Côté course, tout se déroule comme prévu. J’avais noté mes temps de passage prévisionnels sur un papier pour Christina qui m’attend à l’arrivée, je suis pile dans les temps, je dois même assez souvent me freiner pour ne pas aller trop vite. Je sais que c’est maintenant que je risque de me crâmer si je ne fais pas attention à mon rythme. 30′ au 5è, 59′ au 10è, 1h29 au 15è… Je passe au semi en 2h05, c’est mon temps le plus lent sur mes 6 participations, mais c’était ce que j’avais prévu. Surtout mes sensations sont totalement différentes par rapport à 2019, où je sentais dès la mi-course que j’aurais du mal. Aujourd’hui tout va bien, et je reste concentré sur mon allure. Elle va fléchir pendant la longue montée jusqu’au 31ème, normal, c’est la partie délicate du parcours.

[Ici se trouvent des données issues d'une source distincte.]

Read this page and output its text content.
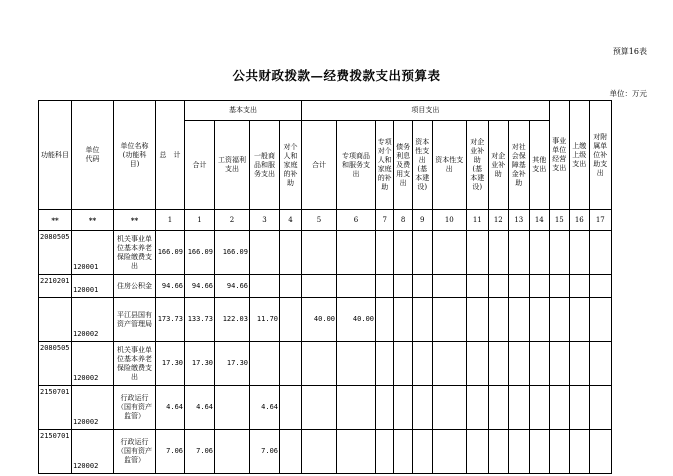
预算16表
公共财政拨款—经费拨款支出预算表
单位：万元
功能科目	单位代码	单位名称(功能科目)	总　计	基本支出				项目支出										事业单位经营支出	上缴上级支出	对附属单位补助支出
				合计	工资福利支出	一般商品和服务支出	对个人和家庭的补助	合计	专项商品和服务支出	专项对个人和家庭的补助	债务利息及费用支出	资本性支出(基本建设)	资本性支出	对企业补助(基本建设)	对企业补助	对社会保障基金补助	其他支出			
**	**	**	1	1	2	3	4	5	6	7	8	9	10	11	12	13	14	15	16	17
2080505	120001	机关事业单位基本养老保险缴费支出	166.09	166.09	166.09															
2210201	120001	住房公积金	94.66	94.66	94.66															
	120002	平江县国有资产管理局	173.73	133.73	122.03	11.70		40.00	40.00											
2080505	120002	机关事业单位基本养老保险缴费支出	17.30	17.30	17.30															
2150701	120002	行政运行（国有资产监管）	4.64	4.64		4.64														
2150701	120002	行政运行（国有资产监管）	7.06	7.06		7.06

Et puis, voilà, ce fameux 31ème km s’achève, et l’on bascule tous vers le centre d’Athènes. Je le sais, c’est une autre course qui commence, ou plutôt, comme on dit, c’est ici que le marathon commence vraiment. 11km pour atteindre l’arrivée, les plus faciles sur le papier puisqu’ils sont en descente, les plus difficiles en réalité parce que tu as la fatigue de l’échauffement que tu viens de réaliser… pendant déjà plus de trois heures pour les tortues comme moi ! Ben oui, les premiers sont déjà arrivés, douchés, récompensés… on est pourtant encore des milliers d’anonymes sur la route, chacun dans sa course, et c’est là que tout devient plus compliqué. Certains coureurs te doublent, d’autres s’arrêtent pour marcher ou pour se faire soigner par les bénévoles, et tu commences à perdre un peu le contrôle de la course : les douleurs un peu partout, la fatigue, tout un coktail de sensations qui commencent à faire germer les idées négatives. 6ème fois que j’emprunte cette descente, j’ai surtout en mémoire les deux dernières, où j’avais basculé vers le côté obscur, terminant sur un faux rythme, dans la douleur. Cette année, j’essaye de conserver un rythme plus ou moins régulier, et ça marche. Je garde mon objectif de ne marcher qu’au moment des ravitaillements, sur quelques dizaines de secondes, et atteint doucement la dernière petite montée du 39ème km. A partir de là, ce n’est plus que du bonheur, tu sais que tu vas y arriver, le chrono n’importe plus, les douleurs non plus. L’émotion qui monte en toi, incomparable, et cette entrée dans le stade, majestueuse. Pour la première fois, j’aperçois Christina et la famille dès mon entrée dans la dernière ligne droite, et sur cette belle image je franchis l’arrivée après 4h13’02 » de course. L’objectif chronométrique n’est pas atteint, peu importe, c’est la première fois que je termine ce marathon sans vraiment m’effondrer dans la dernière partie. En vérifiant mes temps officiels, mon deuxième semi est le plus rapide de mes six expériences athéniennes. Le split (la différence entre le 1er et le 2ème semi) est toujours positif (+2’14 »), mais rien à voir avec les marathons précédents. C’est d’ailleurs encourageant : j’ai encore des progrès à faire de ce côté-là, mais j’ai enfin réussi à inverser la spirale négative de mes derniers essais sur ce parcours.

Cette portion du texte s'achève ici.